On the other hand, a combination is a selection of items where order doesn't matter. Using the same fruit example, selecting 'apple, banana, cherry' as your favorite fruits is the same combination as 'cherry, apple, banana'.

In the exercise given, we are focused on combinations because selecting subsets of numbers from set S doesn’t depend on the order of the elements. It’s important to grasp that when the problem involves selecting items and the order isn't factored in, you're working with combinations, denoted as \( \binom{n}{k} \), which calculates the number of ways to choose k items from a larger set of n items.

Subset Selection

Subset selection is the process of choosing a certain number of elements from a larger set, where each element has an equal chance of being chosen. This concept is widely used in the field of statistics, probability, and combinatorics. For the problem at hand, we're interested in selecting subsets of five elements from set S where a certain number of elements is odd.

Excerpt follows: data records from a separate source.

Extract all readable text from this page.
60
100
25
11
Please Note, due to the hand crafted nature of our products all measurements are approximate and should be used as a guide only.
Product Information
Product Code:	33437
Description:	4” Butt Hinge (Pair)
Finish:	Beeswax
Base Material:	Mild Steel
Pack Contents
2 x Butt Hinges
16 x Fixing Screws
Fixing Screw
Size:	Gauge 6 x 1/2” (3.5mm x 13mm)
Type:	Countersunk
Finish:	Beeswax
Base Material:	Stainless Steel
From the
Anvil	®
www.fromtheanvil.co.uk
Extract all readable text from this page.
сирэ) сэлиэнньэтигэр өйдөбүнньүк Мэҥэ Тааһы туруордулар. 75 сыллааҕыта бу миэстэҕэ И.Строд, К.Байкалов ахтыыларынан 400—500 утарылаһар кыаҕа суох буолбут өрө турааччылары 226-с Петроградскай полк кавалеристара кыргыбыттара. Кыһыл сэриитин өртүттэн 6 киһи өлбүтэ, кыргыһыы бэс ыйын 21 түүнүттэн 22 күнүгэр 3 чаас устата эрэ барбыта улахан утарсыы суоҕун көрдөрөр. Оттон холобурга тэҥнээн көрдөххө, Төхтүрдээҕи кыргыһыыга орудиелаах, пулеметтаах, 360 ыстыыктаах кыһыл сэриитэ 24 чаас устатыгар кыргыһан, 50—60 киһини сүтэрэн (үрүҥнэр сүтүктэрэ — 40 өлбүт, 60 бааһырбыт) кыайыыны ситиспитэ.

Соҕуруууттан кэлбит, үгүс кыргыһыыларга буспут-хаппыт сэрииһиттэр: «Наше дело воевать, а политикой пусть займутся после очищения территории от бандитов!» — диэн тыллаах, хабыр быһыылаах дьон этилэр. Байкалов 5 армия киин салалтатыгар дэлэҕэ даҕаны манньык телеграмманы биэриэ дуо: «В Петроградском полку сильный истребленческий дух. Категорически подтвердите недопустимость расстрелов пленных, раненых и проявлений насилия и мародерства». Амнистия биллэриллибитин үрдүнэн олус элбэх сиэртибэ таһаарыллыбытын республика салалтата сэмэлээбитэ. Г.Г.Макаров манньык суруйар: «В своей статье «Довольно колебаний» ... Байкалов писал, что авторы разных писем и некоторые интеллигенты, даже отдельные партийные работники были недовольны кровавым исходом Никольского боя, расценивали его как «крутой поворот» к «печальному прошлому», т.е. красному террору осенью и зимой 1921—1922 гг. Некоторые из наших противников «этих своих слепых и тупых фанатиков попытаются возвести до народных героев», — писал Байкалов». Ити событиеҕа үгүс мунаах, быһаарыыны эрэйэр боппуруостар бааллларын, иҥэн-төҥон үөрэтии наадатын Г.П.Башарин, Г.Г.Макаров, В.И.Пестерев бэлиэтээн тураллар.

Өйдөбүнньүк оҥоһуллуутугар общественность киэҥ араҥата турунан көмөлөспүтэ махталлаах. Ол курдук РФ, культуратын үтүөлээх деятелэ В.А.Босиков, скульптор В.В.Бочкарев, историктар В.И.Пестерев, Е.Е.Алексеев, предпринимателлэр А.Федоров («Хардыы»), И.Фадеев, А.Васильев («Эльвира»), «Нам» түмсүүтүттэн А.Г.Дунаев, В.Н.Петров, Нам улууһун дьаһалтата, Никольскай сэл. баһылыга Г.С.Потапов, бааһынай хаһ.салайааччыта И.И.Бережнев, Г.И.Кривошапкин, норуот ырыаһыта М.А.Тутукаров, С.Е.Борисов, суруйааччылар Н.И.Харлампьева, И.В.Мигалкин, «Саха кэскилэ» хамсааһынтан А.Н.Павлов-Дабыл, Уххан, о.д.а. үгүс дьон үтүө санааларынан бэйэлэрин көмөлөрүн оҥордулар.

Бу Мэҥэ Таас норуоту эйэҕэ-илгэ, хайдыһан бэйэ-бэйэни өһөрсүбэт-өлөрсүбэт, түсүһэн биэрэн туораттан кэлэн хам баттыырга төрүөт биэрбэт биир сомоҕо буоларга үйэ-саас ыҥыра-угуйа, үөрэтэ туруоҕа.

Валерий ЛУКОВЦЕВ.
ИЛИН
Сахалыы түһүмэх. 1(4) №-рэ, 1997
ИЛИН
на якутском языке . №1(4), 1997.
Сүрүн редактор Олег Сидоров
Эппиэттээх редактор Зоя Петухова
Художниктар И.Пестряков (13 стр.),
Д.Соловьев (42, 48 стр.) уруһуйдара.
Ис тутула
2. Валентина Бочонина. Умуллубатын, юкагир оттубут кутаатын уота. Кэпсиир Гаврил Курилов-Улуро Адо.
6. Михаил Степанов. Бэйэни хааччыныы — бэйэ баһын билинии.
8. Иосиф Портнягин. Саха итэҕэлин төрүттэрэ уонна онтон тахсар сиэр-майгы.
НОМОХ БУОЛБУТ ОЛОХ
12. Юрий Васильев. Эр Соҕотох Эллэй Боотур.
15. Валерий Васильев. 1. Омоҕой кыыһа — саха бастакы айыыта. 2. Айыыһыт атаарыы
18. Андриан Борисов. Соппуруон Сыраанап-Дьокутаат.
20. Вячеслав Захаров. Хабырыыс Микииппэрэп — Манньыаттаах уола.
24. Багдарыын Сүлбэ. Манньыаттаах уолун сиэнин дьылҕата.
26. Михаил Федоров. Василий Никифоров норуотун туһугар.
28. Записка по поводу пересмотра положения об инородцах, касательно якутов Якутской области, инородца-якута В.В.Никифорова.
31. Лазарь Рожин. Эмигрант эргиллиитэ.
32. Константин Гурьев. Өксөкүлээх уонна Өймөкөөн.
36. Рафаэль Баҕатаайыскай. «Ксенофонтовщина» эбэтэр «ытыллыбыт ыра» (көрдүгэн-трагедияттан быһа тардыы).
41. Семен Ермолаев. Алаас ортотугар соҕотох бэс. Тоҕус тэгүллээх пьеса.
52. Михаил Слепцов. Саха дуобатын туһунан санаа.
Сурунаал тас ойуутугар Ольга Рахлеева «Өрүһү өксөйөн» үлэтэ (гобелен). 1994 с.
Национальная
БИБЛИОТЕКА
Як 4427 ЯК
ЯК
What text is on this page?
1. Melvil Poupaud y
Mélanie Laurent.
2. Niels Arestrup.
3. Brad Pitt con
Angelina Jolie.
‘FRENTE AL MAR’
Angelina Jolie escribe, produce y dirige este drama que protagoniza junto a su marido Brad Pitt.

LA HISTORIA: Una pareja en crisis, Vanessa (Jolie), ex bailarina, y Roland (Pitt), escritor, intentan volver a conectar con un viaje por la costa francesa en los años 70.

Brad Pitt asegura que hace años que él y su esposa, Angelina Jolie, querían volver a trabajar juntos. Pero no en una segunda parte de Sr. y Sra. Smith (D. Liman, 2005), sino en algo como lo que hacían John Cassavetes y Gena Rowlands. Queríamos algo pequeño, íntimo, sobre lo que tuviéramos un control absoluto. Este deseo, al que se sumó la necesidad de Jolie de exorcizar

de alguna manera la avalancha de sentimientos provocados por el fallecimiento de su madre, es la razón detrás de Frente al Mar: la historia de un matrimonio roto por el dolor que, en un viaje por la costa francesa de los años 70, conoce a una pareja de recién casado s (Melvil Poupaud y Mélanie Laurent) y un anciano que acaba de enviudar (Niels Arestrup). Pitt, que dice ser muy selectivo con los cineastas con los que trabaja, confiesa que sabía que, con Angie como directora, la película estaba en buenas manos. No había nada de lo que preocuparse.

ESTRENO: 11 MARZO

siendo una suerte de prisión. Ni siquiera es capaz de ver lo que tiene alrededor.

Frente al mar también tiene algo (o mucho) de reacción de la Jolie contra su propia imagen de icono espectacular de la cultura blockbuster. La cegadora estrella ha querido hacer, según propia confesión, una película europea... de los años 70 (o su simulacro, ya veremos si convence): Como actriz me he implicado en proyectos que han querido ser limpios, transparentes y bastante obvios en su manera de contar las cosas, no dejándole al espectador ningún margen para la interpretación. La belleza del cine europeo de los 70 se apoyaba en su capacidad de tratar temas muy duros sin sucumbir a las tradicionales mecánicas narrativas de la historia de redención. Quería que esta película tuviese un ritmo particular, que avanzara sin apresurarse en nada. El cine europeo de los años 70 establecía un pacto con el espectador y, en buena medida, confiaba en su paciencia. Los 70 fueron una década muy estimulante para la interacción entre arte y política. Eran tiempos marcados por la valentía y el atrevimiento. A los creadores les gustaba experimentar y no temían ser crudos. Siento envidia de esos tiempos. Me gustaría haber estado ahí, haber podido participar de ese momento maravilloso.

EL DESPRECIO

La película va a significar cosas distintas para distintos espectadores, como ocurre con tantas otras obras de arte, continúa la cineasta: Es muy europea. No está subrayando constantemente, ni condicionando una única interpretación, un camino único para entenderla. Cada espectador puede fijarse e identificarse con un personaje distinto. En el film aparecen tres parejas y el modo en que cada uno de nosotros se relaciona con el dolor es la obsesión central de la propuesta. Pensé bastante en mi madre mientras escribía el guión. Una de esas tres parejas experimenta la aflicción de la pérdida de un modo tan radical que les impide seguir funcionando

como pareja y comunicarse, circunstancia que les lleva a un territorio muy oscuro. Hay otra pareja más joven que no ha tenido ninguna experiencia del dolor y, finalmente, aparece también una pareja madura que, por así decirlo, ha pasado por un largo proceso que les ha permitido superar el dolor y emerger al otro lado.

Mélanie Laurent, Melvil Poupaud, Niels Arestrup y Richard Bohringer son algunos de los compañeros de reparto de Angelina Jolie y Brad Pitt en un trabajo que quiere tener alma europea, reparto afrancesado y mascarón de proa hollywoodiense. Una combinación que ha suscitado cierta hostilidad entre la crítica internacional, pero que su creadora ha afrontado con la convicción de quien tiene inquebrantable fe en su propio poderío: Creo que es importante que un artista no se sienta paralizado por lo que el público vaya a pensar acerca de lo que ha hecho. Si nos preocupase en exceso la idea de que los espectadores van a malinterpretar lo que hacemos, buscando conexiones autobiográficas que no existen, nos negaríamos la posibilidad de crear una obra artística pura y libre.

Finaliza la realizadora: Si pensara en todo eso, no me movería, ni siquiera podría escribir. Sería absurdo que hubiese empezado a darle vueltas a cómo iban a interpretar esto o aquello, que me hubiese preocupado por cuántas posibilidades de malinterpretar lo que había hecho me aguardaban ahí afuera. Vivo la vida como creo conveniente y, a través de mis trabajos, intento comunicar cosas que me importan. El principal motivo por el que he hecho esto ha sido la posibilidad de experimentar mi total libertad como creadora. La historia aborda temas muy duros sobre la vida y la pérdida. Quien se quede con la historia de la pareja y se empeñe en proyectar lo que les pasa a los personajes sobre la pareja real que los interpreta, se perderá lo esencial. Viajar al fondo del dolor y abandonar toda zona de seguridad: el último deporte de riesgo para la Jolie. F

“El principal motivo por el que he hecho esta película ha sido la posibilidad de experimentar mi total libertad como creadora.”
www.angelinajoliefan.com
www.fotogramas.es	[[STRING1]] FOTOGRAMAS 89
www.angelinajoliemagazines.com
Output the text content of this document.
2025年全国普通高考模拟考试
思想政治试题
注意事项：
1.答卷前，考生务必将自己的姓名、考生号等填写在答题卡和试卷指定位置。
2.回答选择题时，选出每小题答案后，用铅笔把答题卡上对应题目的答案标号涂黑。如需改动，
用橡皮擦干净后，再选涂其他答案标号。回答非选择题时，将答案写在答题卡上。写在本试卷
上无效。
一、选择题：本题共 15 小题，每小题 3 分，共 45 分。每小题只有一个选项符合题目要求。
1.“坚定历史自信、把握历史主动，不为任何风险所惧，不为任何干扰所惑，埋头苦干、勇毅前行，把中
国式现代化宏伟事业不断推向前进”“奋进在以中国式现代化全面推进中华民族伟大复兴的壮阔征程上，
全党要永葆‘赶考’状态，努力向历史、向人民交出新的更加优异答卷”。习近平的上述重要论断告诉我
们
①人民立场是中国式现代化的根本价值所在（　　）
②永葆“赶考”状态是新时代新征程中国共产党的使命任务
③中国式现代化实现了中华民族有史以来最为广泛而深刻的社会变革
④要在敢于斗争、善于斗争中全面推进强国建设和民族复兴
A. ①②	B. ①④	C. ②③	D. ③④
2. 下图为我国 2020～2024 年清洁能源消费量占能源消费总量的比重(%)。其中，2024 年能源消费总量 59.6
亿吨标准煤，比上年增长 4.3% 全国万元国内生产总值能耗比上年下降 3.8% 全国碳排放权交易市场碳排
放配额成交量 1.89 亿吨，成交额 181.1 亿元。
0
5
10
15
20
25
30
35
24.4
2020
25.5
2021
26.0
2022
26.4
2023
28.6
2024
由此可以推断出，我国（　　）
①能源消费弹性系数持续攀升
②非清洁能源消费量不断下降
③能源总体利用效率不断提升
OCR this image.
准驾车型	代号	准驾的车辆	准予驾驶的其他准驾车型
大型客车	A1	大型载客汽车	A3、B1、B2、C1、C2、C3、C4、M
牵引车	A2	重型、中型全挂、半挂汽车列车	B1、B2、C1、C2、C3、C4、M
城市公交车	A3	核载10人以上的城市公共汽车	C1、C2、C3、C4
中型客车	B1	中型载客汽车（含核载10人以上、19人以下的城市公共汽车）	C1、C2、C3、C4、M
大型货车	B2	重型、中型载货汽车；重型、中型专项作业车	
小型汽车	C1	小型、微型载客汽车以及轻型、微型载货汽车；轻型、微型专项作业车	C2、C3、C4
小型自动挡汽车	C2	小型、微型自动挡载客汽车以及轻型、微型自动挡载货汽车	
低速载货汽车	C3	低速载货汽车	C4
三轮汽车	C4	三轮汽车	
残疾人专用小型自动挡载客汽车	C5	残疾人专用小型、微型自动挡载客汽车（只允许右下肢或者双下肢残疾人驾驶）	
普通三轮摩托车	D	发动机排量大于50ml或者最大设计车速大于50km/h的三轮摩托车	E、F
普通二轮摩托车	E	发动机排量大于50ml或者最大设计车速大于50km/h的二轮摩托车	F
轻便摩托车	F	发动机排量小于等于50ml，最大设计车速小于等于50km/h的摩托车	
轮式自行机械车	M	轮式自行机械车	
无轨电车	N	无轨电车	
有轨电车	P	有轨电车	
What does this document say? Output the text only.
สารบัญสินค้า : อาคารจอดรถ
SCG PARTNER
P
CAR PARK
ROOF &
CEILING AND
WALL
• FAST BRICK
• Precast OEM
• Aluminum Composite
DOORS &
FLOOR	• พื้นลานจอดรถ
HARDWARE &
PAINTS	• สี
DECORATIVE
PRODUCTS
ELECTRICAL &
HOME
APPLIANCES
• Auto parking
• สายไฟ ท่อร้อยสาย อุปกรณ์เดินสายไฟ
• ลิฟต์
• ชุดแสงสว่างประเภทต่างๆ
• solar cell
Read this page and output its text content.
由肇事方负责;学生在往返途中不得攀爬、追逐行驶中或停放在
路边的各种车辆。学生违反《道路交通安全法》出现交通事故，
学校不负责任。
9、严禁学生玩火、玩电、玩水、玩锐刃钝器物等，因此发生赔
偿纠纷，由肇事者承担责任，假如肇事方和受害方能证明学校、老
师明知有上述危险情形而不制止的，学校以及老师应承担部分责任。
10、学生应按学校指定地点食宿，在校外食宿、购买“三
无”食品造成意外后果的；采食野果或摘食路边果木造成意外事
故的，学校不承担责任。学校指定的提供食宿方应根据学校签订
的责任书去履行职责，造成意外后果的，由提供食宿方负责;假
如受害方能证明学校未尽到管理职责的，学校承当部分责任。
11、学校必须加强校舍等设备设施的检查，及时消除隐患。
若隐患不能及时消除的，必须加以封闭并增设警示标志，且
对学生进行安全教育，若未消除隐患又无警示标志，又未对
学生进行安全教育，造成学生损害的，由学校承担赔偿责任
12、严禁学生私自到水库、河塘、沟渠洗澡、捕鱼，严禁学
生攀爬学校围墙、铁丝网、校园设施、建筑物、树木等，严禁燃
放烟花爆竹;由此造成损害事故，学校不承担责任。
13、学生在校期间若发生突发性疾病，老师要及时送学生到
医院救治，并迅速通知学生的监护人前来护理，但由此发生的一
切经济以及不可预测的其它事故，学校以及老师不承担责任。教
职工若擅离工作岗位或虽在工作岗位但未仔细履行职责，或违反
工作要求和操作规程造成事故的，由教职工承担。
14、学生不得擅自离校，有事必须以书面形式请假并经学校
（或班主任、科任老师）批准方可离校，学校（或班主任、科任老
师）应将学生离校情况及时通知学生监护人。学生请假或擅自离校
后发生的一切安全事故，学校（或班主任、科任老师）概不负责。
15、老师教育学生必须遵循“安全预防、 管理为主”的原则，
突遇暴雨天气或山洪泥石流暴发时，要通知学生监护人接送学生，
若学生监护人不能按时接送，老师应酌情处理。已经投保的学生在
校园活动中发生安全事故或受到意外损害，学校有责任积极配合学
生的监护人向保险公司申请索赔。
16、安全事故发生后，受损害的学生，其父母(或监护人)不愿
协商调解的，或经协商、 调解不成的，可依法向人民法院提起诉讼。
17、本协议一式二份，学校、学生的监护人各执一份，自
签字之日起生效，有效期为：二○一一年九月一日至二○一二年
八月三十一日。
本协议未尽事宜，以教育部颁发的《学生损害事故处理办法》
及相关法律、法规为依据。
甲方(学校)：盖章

The key strategy in subset selection is deciding which elements must be in the subset and which could possibly be included. In our exercise, we must select exactly k odd numbers for each subset, and the rest will be even numbers. This step-by-step process makes it manageable to apply the formulas for combinations. Improving understanding of this process can be done by practicing different selections and manually counting the subsets before confirming with the combination formulas.

Counting Principles in Math

Counting principles, such as the fundamental counting principle, permutations, and combinations, form the basis of enumerative combinatorics. They provide systematic ways to quantify the number of possible configurations in a set or to determine the size of various sets.

The exercise provided is a practical application of the addition principle, which states that if you have several groups of items, you can find the total number of items by adding the number of items in each group. This principle aids in reaching the solution when you break down the problem into smaller, manageable parts, i.e., calculating \(N_k\) for each value of k and then summing them all up.

Understanding how to use counting principles effectively can significantly improve problem-solving skills in mathematics. It's useful to remember these principles when faced with a task that requires you to count or enumerate possible arrangements or selections.